Mr. Blair continues:

“(T)he state still raises the cost retirement and health benefits, not taking in consideration also that the cost of parking in the educational area, UNLV in particular is outrageous. How can you continuously ask the lowest paid employees to continue to take temporary pay cuts and still be able to survive paying their mortgage, their car payment, utilities, and to eat! I’m a single person and I even have a medical condition that requires monthly medications, how can I continue to survive without loosing my home and my health, etc.?”

Please, PLEASE, make him stop! My head’s gonna explode.

“In regards to the departments like Marriage and Family Therapy when houses the Clinic that offers programs to get counseling out there to the community and producing future therapists for the country, once again the importance of small programs like this shows that you can’t afford to hurt these programs, like this one, the future of this country in its growth as a nation depends on it.”

I can’t take it anymore. I beg you; waterboard me instead!

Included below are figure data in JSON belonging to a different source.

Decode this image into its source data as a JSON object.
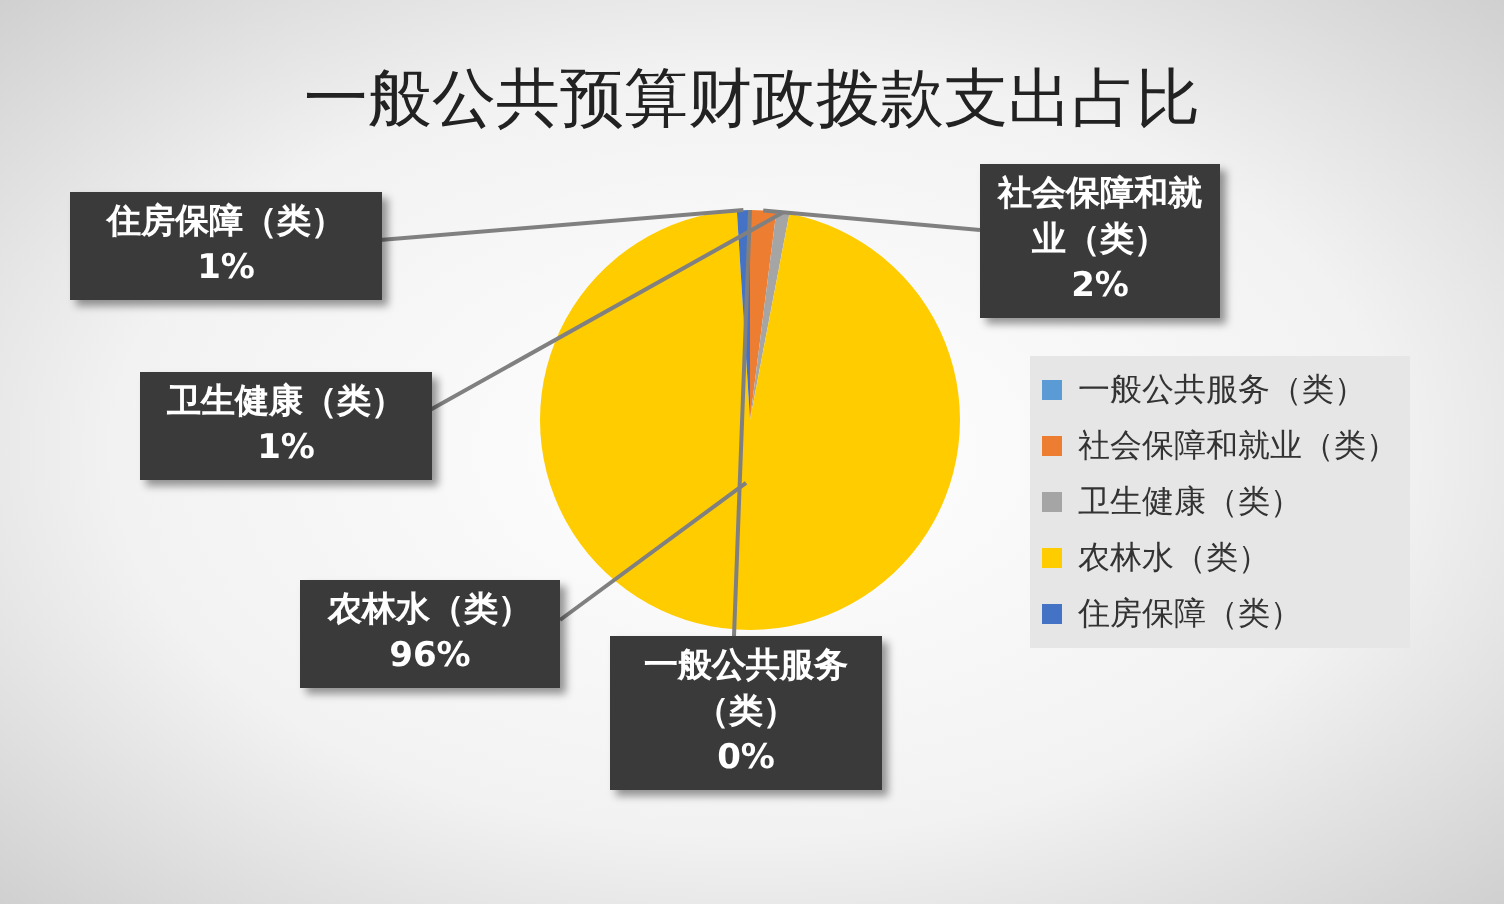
{
  "chart_data": {
    "type": "pie",
    "title": "一般公共预算财政拨款支出占比",
    "categories": [
      "一般公共服务（类）",
      "社会保障和就业（类）",
      "卫生健康（类）",
      "农林水（类）",
      "住房保障（类）"
    ],
    "values": [
      0,
      2,
      1,
      96,
      1
    ],
    "value_labels": [
      "0%",
      "2%",
      "1%",
      "96%",
      "1%"
    ],
    "colors": [
      "#5b9bd5",
      "#ed7d31",
      "#a5a5a5",
      "#ffcc00",
      "#4472c4"
    ],
    "legend": "right"
  }
}
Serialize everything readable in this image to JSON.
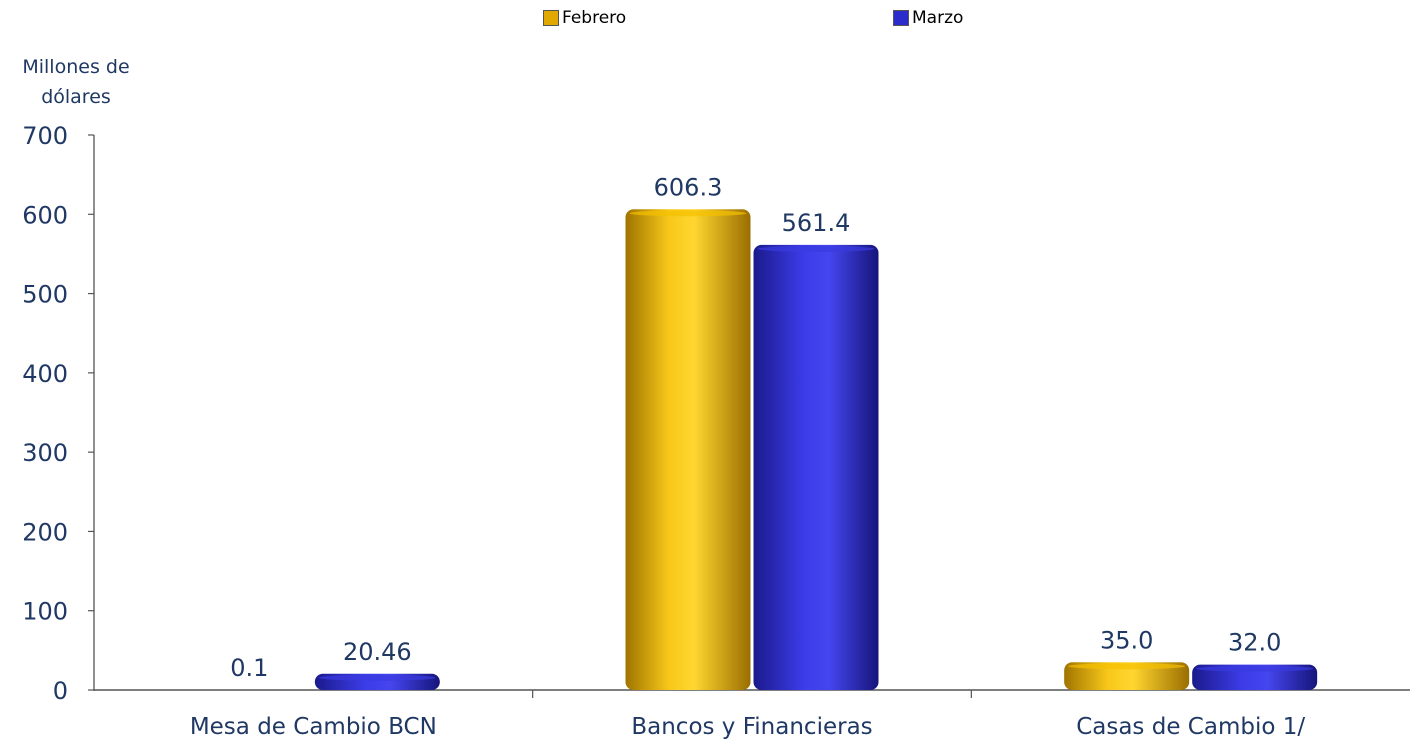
{
  "chart_data": {
    "type": "bar",
    "ylabel": "Millones de dólares",
    "ylabel_lines": [
      "Millones de",
      "dólares"
    ],
    "categories": [
      "Mesa de Cambio BCN",
      "Bancos y Financieras",
      "Casas de Cambio 1/"
    ],
    "series": [
      {
        "name": "Febrero",
        "values": [
          0.1,
          606.3,
          35.0
        ],
        "labels": [
          "0.1",
          "606.3",
          "35.0"
        ],
        "color": "#e0a800"
      },
      {
        "name": "Marzo",
        "values": [
          20.46,
          561.4,
          32.0
        ],
        "labels": [
          "20.46",
          "561.4",
          "32.0"
        ],
        "color": "#2c2ccc"
      }
    ],
    "ylim": [
      0,
      700
    ],
    "yticks": [
      "0",
      "100",
      "200",
      "300",
      "400",
      "500",
      "600",
      "700"
    ],
    "legend_position": "top",
    "grid": false
  }
}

OK, let’s move on, shall we?

Markie Blumer, Assistant Professor at the Department of Marriage and Family Therapy, wrote using her taxpayer-funded email account [markie.blumer@unlv.edu]:

“Mental health is just as important as medicine, dentistry, or nursing and needs to be equally valued. . . . Both our research and clinical work focuses on two very real issues in the state of Nevada presently – the effect of and coping with unemployment in families and ways to encourage ecological practices to promote family sustainability and harmony now and in the future.”

Encourage ecological practices to promote family sustainability and harmony? Can we bring Rick Blair back?!!

Here’s the thing, folks. Every bureaucrat and government employee of every program of every department of every agency at every level of government can rationalize and “make a case” for their existence and ongoing funding. The problem is that many aren’t programs the government should be involved with in the first place and/or just aren’t priorities.

They need to be cut. Period.

Across the board cuts are wrong and the easy way out. Some programs are high priorities and legitimate government functions and funding needs to be retained for them. Others, such as the Department of Marriage and Family Therapy, simply aren’t.

And people who think taxpayers are bottomless pits of cash who should have their taxes raised for such non-essential programs, especially in this economy, ought to see a qualified mental health therapist and have their head examined.